Da taucht ein kleiner, brauner Mann in einem prächtigen Pelz, mit lächelndem Antlitz, schwarzen, von Klugheit funkelnden Augen vor ihm auf und überhäuft ihn mit Zeichen der lebhaftesten Sympathie.
»Pik, Geschäftsmann,« sagt er zuerst, sich vorstellend. »Sie erkennen mich also nicht wieder, lieber Herr? Ich war auf dem Schlachtfeld von Plewna, als Sie fielen, ich habe Sie aufgelesen, nach der Ambulanz getragen und bis Jassy begleitet. Ah, man hätte damals nicht viel für Ihr Leben gegeben.«
Mit rascher Bewegung reicht Jan dem Unbekannten die Hand und bittet ihn, auf einem Stuhl am Fuß des Bettes Platz zu nehmen.
»Sie haben also mit uns gekämpft?«
Der kleine Mann macht einen Satz.
»O nicht doch! Ich bin Militärlieferant. Als Osman-Pascha den Wid überschritt, eilte ich von Tirnowo herbei.«
»Was, von Tirnowo!« sagt Jan erstaunt, »Sie lieferten Ihr Getreide den Russen?«
»Ach nein. Hab' ich den Kopf verloren? Ich wollte sagen, von Rustschuk, ja, von Rustschuk. Sie müssen verzeihen, aber mein Gedächtnis hat seit jenen schrecklichen Tagen gelitten. Ich sagte also, daß, als ich Sie nach Jassy gebracht, ich Ihre Aufnahme in ein Lazarett bewirkt habe. Da meine Geschäfte mich aber nach einer andern Richtung riefen, ließ ich Sie in Obhut Ihres Freundes Severin zurück. Und kaum war ich wieder in Czernowitz, so kommt eines schönen Morgens Herr Severin zu mir und erzählt mir gleichzeitig Ihre Genesung und Ihre demnächstige Ankunft hier.«
»Warum ist der verteufelte Severin aber nicht selbst gekommen?«
Herr Pik antwortete mit einem fröhlichen Lächeln.
»Abgereist, lieber Herr, plötzlich telegraphisch nach Brzezany abgerufen. Hat mich aber beauftragt, ihn zu vertreten. Glauben Sie, daß ich mich sehr darüber freue, und daß Sie an mir einen wahren Freund gefunden haben. Mein Haus soll das Ihre sein ... meine Familie ...«
Jan hielt ihn mit einer Gebärde an.
»Sie kennen mich ja aber gar nicht, mein Herr.« Er war wie vor den Kopf geschlagen bei dem Gedanken, daß dieser Leichtfuß von Severin ihn, ohne Geld, auf Gnade und Ungnade an einen Unbekannten auslieferte.
»O,« rief der kleine Mann lebhaft, »wer kennt nicht den Sohn des großen Patrioten Max Korab, den Neffen des gelehrten Anastasius Zenowitz, Abgeordneten im Reichsrat zu Wien?
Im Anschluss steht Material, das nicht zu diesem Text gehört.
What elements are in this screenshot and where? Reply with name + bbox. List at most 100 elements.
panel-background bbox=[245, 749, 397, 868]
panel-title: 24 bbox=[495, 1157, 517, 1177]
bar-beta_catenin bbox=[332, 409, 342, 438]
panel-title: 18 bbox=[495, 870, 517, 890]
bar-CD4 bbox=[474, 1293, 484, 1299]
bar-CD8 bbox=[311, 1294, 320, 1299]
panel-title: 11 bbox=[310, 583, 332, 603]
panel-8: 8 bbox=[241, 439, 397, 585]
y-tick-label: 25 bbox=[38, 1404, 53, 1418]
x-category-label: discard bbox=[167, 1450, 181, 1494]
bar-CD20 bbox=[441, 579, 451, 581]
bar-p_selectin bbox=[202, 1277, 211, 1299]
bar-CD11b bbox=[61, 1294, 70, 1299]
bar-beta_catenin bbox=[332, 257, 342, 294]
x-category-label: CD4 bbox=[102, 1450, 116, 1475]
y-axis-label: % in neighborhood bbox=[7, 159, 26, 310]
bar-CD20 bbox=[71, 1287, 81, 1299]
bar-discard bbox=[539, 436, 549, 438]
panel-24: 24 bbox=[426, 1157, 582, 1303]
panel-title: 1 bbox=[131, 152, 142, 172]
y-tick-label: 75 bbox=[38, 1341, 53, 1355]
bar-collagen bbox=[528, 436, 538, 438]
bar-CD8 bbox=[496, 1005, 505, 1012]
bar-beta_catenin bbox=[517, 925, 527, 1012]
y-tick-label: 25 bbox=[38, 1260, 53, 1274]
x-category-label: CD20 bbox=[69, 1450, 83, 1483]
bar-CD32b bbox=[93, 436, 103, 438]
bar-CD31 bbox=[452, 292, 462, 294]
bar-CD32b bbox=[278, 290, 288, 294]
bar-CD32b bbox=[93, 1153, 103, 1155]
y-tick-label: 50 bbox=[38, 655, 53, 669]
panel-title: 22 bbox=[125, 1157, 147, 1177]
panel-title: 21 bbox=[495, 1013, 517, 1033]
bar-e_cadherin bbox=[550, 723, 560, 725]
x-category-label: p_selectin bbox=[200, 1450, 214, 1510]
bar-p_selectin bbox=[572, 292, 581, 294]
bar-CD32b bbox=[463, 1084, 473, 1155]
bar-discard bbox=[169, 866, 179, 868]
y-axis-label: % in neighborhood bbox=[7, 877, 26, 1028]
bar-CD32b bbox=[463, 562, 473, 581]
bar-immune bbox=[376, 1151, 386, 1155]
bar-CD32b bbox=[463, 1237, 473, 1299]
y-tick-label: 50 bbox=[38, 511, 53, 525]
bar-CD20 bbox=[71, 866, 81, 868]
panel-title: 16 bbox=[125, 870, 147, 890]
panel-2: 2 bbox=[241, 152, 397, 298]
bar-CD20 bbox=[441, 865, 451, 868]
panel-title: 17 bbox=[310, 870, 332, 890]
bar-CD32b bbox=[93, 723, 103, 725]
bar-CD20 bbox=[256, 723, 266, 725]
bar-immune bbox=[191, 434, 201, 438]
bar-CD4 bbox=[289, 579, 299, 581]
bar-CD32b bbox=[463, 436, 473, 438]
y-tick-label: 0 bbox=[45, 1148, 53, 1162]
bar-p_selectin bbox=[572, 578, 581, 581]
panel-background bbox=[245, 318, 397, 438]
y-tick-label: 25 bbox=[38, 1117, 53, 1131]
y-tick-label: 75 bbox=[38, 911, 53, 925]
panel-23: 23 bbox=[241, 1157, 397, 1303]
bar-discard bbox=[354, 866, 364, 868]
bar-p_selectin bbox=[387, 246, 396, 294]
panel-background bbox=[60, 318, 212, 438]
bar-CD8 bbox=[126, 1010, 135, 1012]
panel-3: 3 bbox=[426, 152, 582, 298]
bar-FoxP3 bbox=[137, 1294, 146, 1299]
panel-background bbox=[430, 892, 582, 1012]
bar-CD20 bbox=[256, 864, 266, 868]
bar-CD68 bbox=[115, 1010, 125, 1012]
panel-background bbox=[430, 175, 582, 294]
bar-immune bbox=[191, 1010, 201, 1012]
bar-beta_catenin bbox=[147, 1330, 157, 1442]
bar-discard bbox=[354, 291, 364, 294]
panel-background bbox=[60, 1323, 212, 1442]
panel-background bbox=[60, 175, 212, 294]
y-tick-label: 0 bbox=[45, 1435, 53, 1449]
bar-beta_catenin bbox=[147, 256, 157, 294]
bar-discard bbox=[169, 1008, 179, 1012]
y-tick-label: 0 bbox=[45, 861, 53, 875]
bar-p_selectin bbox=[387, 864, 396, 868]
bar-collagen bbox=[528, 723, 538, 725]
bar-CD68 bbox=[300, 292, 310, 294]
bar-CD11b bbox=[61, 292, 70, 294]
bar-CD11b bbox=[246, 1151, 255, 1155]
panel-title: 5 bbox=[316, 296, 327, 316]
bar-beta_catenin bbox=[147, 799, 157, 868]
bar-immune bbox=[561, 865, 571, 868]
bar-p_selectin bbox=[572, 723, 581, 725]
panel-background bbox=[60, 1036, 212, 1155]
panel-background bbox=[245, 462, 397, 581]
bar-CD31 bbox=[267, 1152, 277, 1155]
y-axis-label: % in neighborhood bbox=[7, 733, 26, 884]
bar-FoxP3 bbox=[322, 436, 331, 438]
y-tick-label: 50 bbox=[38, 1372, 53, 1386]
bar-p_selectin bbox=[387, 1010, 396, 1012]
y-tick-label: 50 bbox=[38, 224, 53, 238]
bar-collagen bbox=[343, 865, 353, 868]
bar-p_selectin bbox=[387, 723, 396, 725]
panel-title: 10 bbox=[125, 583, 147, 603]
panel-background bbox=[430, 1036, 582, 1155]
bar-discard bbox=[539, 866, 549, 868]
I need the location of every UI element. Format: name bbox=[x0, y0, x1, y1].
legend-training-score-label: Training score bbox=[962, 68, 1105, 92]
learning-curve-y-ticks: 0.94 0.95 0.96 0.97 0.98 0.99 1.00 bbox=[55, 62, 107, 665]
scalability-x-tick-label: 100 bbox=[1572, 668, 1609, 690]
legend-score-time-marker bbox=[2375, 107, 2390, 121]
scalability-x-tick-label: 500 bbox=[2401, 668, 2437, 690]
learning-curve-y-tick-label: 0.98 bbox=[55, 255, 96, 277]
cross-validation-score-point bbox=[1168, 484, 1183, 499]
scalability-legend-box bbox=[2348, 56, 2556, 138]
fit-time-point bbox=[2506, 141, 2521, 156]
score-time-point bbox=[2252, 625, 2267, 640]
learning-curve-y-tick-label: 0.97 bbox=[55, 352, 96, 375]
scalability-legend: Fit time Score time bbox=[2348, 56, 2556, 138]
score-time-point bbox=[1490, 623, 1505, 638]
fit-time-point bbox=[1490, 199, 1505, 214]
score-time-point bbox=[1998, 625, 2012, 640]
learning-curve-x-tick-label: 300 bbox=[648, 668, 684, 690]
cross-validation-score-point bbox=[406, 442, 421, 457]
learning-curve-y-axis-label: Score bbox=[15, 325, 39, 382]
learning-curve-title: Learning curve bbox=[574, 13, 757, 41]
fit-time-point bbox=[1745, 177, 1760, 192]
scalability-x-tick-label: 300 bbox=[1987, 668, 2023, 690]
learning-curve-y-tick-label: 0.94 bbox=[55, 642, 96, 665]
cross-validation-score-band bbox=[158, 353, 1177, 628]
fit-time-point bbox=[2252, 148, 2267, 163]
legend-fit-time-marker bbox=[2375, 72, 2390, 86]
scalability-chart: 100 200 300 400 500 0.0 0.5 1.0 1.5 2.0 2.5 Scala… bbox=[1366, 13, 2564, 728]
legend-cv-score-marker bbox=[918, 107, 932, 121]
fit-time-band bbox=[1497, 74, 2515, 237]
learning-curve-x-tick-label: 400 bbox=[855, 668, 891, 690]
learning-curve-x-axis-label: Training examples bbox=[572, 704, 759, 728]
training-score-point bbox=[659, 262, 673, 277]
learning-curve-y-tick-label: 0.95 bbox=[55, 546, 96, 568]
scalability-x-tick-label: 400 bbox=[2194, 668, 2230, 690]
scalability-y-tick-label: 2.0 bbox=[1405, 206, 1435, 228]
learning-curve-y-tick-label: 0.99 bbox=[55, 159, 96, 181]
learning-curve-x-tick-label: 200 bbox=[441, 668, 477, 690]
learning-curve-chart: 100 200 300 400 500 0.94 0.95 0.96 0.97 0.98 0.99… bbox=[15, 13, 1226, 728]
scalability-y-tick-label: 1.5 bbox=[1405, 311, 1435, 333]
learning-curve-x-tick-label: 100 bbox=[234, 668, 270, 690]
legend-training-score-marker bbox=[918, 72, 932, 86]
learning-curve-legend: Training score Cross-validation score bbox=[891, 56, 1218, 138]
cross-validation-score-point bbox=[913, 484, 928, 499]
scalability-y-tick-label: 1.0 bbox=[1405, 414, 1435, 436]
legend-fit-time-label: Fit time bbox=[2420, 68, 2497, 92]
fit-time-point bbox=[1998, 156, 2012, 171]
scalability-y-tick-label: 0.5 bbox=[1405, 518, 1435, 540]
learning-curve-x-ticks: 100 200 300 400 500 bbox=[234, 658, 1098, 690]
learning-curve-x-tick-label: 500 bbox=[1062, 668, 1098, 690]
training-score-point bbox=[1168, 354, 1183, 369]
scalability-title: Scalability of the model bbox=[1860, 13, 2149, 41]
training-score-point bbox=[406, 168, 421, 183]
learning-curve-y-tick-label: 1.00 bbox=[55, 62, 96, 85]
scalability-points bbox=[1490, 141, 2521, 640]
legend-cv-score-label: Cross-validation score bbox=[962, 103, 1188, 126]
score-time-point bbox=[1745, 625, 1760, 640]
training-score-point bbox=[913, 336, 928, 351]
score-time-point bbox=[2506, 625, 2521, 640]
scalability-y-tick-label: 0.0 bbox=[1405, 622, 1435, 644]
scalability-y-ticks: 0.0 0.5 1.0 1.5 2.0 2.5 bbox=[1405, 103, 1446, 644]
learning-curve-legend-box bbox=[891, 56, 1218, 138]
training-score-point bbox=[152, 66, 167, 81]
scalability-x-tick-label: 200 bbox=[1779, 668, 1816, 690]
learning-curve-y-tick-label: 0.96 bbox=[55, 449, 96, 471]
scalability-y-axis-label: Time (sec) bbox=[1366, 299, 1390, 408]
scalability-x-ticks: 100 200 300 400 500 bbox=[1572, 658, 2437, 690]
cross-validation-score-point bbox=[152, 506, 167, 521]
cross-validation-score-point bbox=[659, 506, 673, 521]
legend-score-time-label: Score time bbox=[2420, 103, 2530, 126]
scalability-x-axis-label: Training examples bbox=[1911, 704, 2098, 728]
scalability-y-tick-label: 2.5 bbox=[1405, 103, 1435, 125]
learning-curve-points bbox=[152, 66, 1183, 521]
Den ruhmreichen Schützling Osman-Paschas!«
»Ach, mein Herr, ich bin ein Besiegter. Unglückliche Umstände haben meine Beziehungen zu meinem Onkel gelöst, und mein erlauchter Protektor, ein Gefangener der Moskowiter, hat seinen Degen den Zaren übergeben!«
»Der Zar hat ihn ihm zurückerstattet, der Großfürst hat ihn besucht und seiner Tapferkeit alle Anerkennung gezollt, der Sultan ihm den Titel Ghazi, der Siegreiche, verliehen.«
Ein Leuchten ging durch Jans Augen.
»Was die unterbrochenen Familienbeziehungen betrifft,« fuhr Herr Pik fort, »so werden sie sich notwendigerweise in der Folge von neuem anspinnen. Kurz, was Sie, um es rund herauszusagen, brauchen, ist vorläufig ein wenig Kredit. Nun, ich will Sie mit einem hiesigen Bankier bekanntmachen, der auf meine Bürgschaft Ihnen die gewünschte Summe vorstreckt.«
»Sie wollten das wirklich für mich tun!« rief Jan gerührt.
Das Männchen machte eine hoheitsvolle Bewegung.
»Kleinigkeit ... aber die Hauptsache ist in diesem Augenblick, Sie aus dieser Höhle zu bringen, in die Sie durch den Leichtsinn Ihres Freundes geraten sind. Sie scheinen noch nicht hergestellt, Ihre Augen haben Fieberglanz, Ihre Wangen sind eingefallen. Kommen Sie zu mir. Ich biete Ihnen mein Haus an, das warm und geräumig ist. Meiner Frau und meinen Töchtern wird es ein Vergnügen sein, Sie zu zerstreuen.«
Da Jans Gesicht einen etwas hochmütigen Ausdruck annahm, sagte Herr Pik: »Beruhigen Sie sich, Sie sollen uns Pension zahlen.«
Jetzt wurde Jans Stirn heiter.
All sein Mißtrauen war beseitigt, und die Zukunft erschien ihm weniger finster.
»Angenommen,« sagte er, seinem Helfer die Hand reichend. »Sie handeln wie der beste der Freunde.«
»Und ich schmeichle mir, es zu sein.«
Eine Viertelstunde später, nachdem die Rechnung bezahlt, das Gepäck auf den Schlitten geladen war, entführte Herr Pik strahlenden Antlitzes seinen Pensionär.